Problem 5 (Effect of Damping on Priority). Explain qualitatively how increasing damping \( \lambda \) in the damped pseudoinverse \( \mathbf{J}_\lambda^{\#} \) affects: (a) sensitivity to singularities, (b) exactness of task tracking, and (c) strictness of task prioritization in a stack of tasks.

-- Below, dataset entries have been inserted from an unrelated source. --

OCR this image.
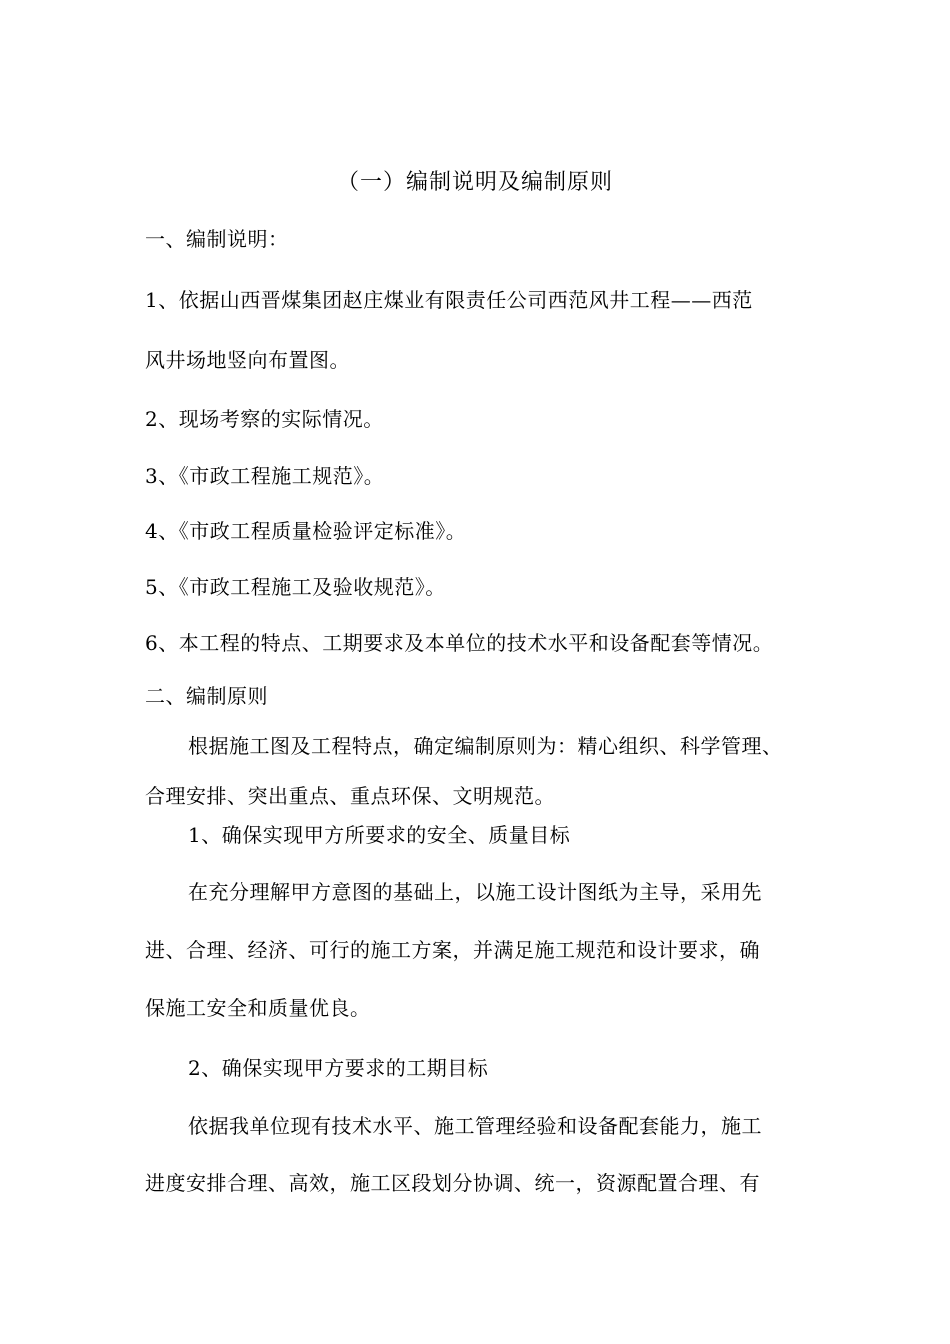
（一）编制说明及编制原则
一、编制说明：
1、依据山西晋煤集团赵庄煤业有限责任公司西范风井工程——西范
风井场地竖向布置图。
2、现场考察的实际情况。
3、《市政工程施工规范》。
4、《市政工程质量检验评定标准》。
5、《市政工程施工及验收规范》。
6、本工程的特点、工期要求及本单位的技术水平和设备配套等情况。
二、编制原则
根据施工图及工程特点，确定编制原则为：精心组织、科学管理、
合理安排、突出重点、重点环保、文明规范。
1、确保实现甲方所要求的安全、质量目标
在充分理解甲方意图的基础上，以施工设计图纸为主导，采用先
进、合理、经济、可行的施工方案，并满足施工规范和设计要求，确
保施工安全和质量优良。
2、确保实现甲方要求的工期目标
依据我单位现有技术水平、施工管理经验和设备配套能力，施工
进度安排合理、高效，施工区段划分协调、统一，资源配置合理、有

Solution. (a) Larger \( \lambda \) improves numerical conditioning by shrinking the effect of small singular values, reducing joint velocity magnitudes near singularities. (b) However, the solution is no longer an exact solution of \( \mathbf{J}\dot{\mathbf{q}} = \dot{\mathbf{x}}^\ast \), so task tracking becomes approximate. (c) Null-space projectors built from \( \mathbf{J}_\lambda^{\#} \) no longer annihilate \( \mathbf{J} \) exactly; lower-priority motions will slightly perturb higher-priority tasks, leading to priority leakage. Moderate damping trades off robustness and strict priority.

12. Summary

In this lesson we developed a rigorous framework for hierarchical task control of redundant robots. Starting from the pseudoinverse solution of a single task, we defined null-space projectors and used them to construct stacks of tasks that preserve higher-priority objectives. We then extended the concept to the torque level via dynamically consistent pseudoinverses in operational space, ensuring that lower-priority torques do not disturb higher-priority task accelerations. Finally, we discussed damped pseudoinverses, their impact on numerical robustness and priority leakage, and provided multi-language implementations that can be integrated with earlier joint-space and task-space control architectures.

13. References

  1. Khatib, O. (1987). A unified approach for motion and force control of robot manipulators: The operational space formulation. IEEE Journal of Robotics and Automation, 3(1), 43–53.
  2. Chiaverini, S. (1997). Singularity-robust task-priority redundancy resolution for real-time kinematic control of robot manipulators. IEEE Transactions on Robotics and Automation, 13(3), 398–410.
  3. Nakamura, Y. (1991). Advanced Robotics: Redundancy and Optimization. Addison-Wesley (key chapters on redundancy resolution and task priority).
  4. Siciliano, B., & Slotine, J. J. E. (1991). A general framework for managing multiple tasks in highly redundant robotic systems. Proceedings of the 5th International Conference on Advanced Robotics, 1211–1216.
  5. Sentis, L., & Khatib, O. (2005). Synthesis of whole-body behaviors through hierarchical control of behavioral primitives. International Journal of Humanoid Robotics, 2(4), 505–518.
  6. Mansard, N., & Chaumette, F. (2007). Task sequencing for high-level sensor-based control. IEEE Transactions on Robotics, 23(1), 60–72.
  7. de Lasa, M., Mordatch, I., & Hertzmann, A. (2010). Feature-based locomotion controllers. ACM Transactions on Graphics, 29(4), 1–10 (task-priority concepts in a theoretical control setting).
  8. Ott, C., Albu-Schäffer, A., & Hirzinger, G. (2008). Cartesian impedance control of redundant robots: Recent results with the DLR-Light-Weight Robots. IEEE International Conference on Robotics and Automation, 3704–3709.
  9. Mistry, M., Nakanishi, J., Peters, J., & Schaal, S. (2008). Task-space control of operational space dynamics for controlling humanoid robots. IEEE International Conference on Robotics and Automation, 2913–2918.
  10. Escande, A., Mansard, N., & Wieber, P.-B. (2014). Hierarchical quadratic programming: Fast online humanoid-robot motion generation. International Journal of Robotics Research, 33(7), 1006–1028.